Avlunun ortasında durduk ve birlikte taş bir bankın üzerine oturduk. Eric sosyal medya hesabına gidip Adrian'ın sayfasını açtı. Adrian'ın temiz bir hesabı vardı, pek dikkat çekici bir şey paylaşmazdı; belki bir gün batımı fotoğrafı ya da bir selfie.
"İşte. Bir bak."
Eric bana telefonunu uzattı ve ben de dikkatlice Adrian'ın takipçi sayfasında gezinmeye başladım. Geriye bakan sayısız kız hesabı vardı. Hepsi sıcak, parti kızı tipindeydi.
Ve hatta bazılarını Eric'in geçmişte birlikte olduğu kızlar olarak tanıdım.
Hızla Eric'e telefonunu geri verdim. "Bu hiçbir şey ifade etmiyor."
"Dar kafalı olma Rowena," dedi Eric, telefonunu cebine geri koyarken. "Bundan daha zekisin; ineksin, hatırladın mı?"
"Bana inek demeyi bırak."
Aramızda kısa bir sessizlik oldu ama rahatsız edici değildi. Üç yıl ayrı kaldıktan sonra bile, pek bir şey değişmemiş gibi hissetmiyordum. İkimiz de yaşlanmıştık, ama hepsi buydu.
"Yani," dedi sonunda Eric, "bu cumartesi senin doğum günün. Ne istiyorsun?"
Bir an düşündüm, yanaklarımı içten çiğnedim. Bu konuda son zamanlarda çok düşünüyordum. Bir parti istiyordum ama kimsenin katılmayacağını biliyordum.
"Hadi ama, Rowena." Eric kaburgalarıma dürttü. "Ne istediğini söyle. Seni bir yere götürmemi mi istiyorsun? Dışarıda yemek mi yemek? Seni inek gibi göstermeyen yeni kıyafetler mi?"

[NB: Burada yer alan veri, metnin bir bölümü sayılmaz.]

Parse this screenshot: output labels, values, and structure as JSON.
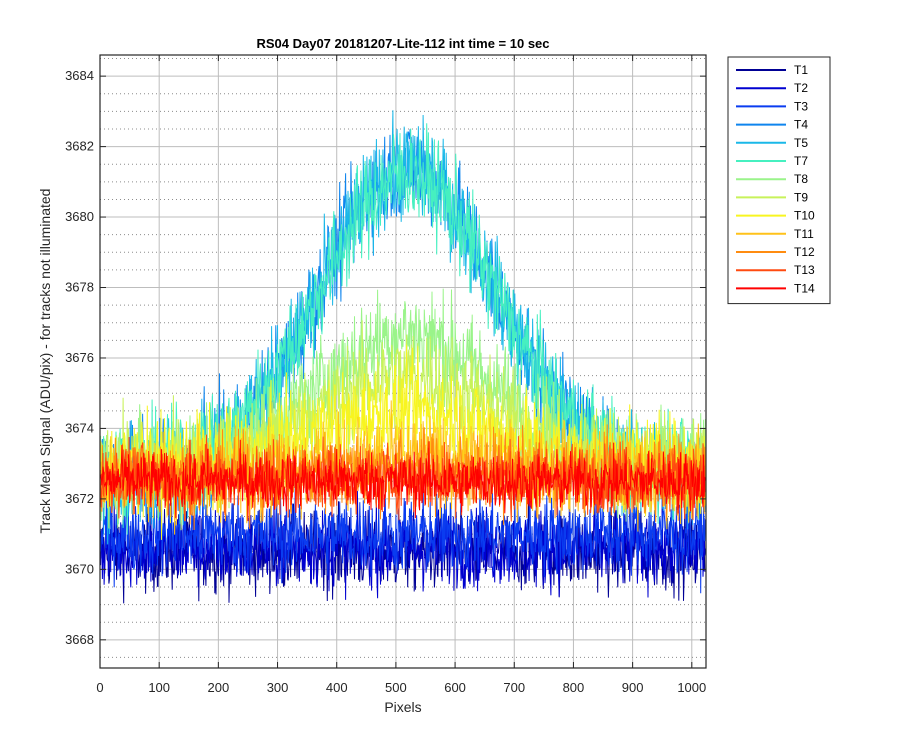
{
  "chart_data": {
    "type": "line",
    "title": "RS04 Day07 20181207-Lite-112 int time = 10 sec",
    "xlabel": "Pixels",
    "ylabel": "Track Mean Signal (ADU/pix) - for tracks not illuminated",
    "xlim": [
      0,
      1024
    ],
    "ylim": [
      3667.2,
      3684.6
    ],
    "xticks": [
      0,
      100,
      200,
      300,
      400,
      500,
      600,
      700,
      800,
      900,
      1000
    ],
    "yticks": [
      3668,
      3670,
      3672,
      3674,
      3676,
      3678,
      3680,
      3682,
      3684
    ],
    "grid": true,
    "minor_grid": true,
    "legend_position": "outside-top-right",
    "x_sampling": {
      "start": 0,
      "end": 1023,
      "step": 1
    },
    "series": [
      {
        "name": "T1",
        "color": "#000095",
        "baseline": 3670.5,
        "bump_peak": 0.0,
        "noise": 0.8
      },
      {
        "name": "T2",
        "color": "#0000d0",
        "baseline": 3670.6,
        "bump_peak": 0.0,
        "noise": 0.8
      },
      {
        "name": "T3",
        "color": "#0a3cf0",
        "baseline": 3671.0,
        "bump_peak": 0.0,
        "noise": 0.8
      },
      {
        "name": "T4",
        "color": "#0f85ee",
        "baseline": 3672.6,
        "bump_peak": 8.8,
        "noise": 1.0
      },
      {
        "name": "T5",
        "color": "#1ab8e8",
        "baseline": 3672.6,
        "bump_peak": 8.8,
        "noise": 1.0
      },
      {
        "name": "T7",
        "color": "#46f0c0",
        "baseline": 3672.8,
        "bump_peak": 8.4,
        "noise": 1.0
      },
      {
        "name": "T8",
        "color": "#9af48a",
        "baseline": 3672.9,
        "bump_peak": 3.8,
        "noise": 1.0
      },
      {
        "name": "T9",
        "color": "#c8f25a",
        "baseline": 3672.9,
        "bump_peak": 2.6,
        "noise": 1.0
      },
      {
        "name": "T10",
        "color": "#f8f520",
        "baseline": 3672.9,
        "bump_peak": 1.6,
        "noise": 1.0
      },
      {
        "name": "T11",
        "color": "#ffc21a",
        "baseline": 3672.7,
        "bump_peak": 0.4,
        "noise": 0.9
      },
      {
        "name": "T12",
        "color": "#ff8c10",
        "baseline": 3672.6,
        "bump_peak": 0.2,
        "noise": 0.8
      },
      {
        "name": "T13",
        "color": "#ff4a10",
        "baseline": 3672.6,
        "bump_peak": 0.0,
        "noise": 0.7
      },
      {
        "name": "T14",
        "color": "#ff0000",
        "baseline": 3672.5,
        "bump_peak": 0.0,
        "noise": 0.6
      }
    ]
  }
}
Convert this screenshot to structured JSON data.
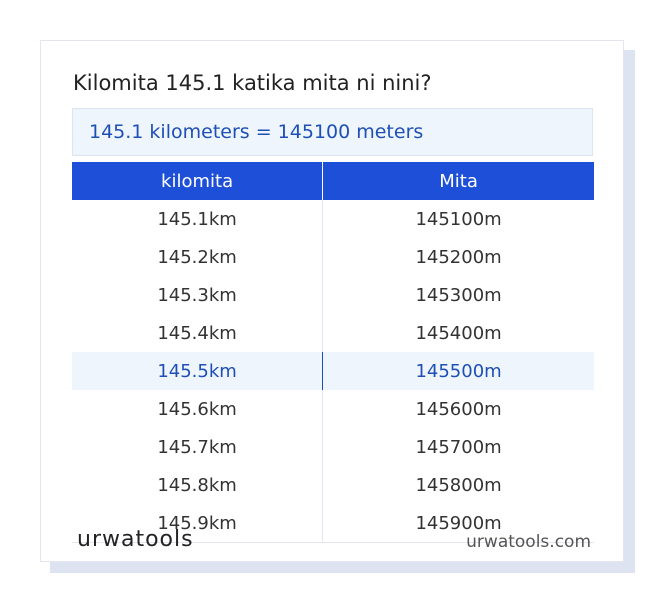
{
  "title": "Kilomita 145.1 katika mita ni nini?",
  "result": "145.1 kilometers = 145100 meters",
  "table": {
    "headers": [
      "kilomita",
      "Mita"
    ],
    "rows": [
      [
        "145.1km",
        "145100m"
      ],
      [
        "145.2km",
        "145200m"
      ],
      [
        "145.3km",
        "145300m"
      ],
      [
        "145.4km",
        "145400m"
      ],
      [
        "145.5km",
        "145500m"
      ],
      [
        "145.6km",
        "145600m"
      ],
      [
        "145.7km",
        "145700m"
      ],
      [
        "145.8km",
        "145800m"
      ],
      [
        "145.9km",
        "145900m"
      ]
    ]
  },
  "footer": {
    "logo": "urwatools",
    "site": "urwatools.com"
  }
}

"Bir parti istiyorum," dedim sonunda. "Ve Adrian'ı davet etmek istiyorum."
"Hepsi bu mu?" Eric kollarını gevşetti ve bana dönüp baktı, gözlerimin önünden bir saç telini çekti.
"Ne?" diye sordum, dokunuşundan hafifçe irkilerek. "Bunda ne yanlış var? Parti istemem gerektiğine sevinmelisin; bu inek işi değil, biliyorsun?"
Omuz silkti ve elini biraz daha uzun süre bıraktıktan sonra kucağına geri indirdi. "Daha fazlasını hak ediyorsun, hepsi bu."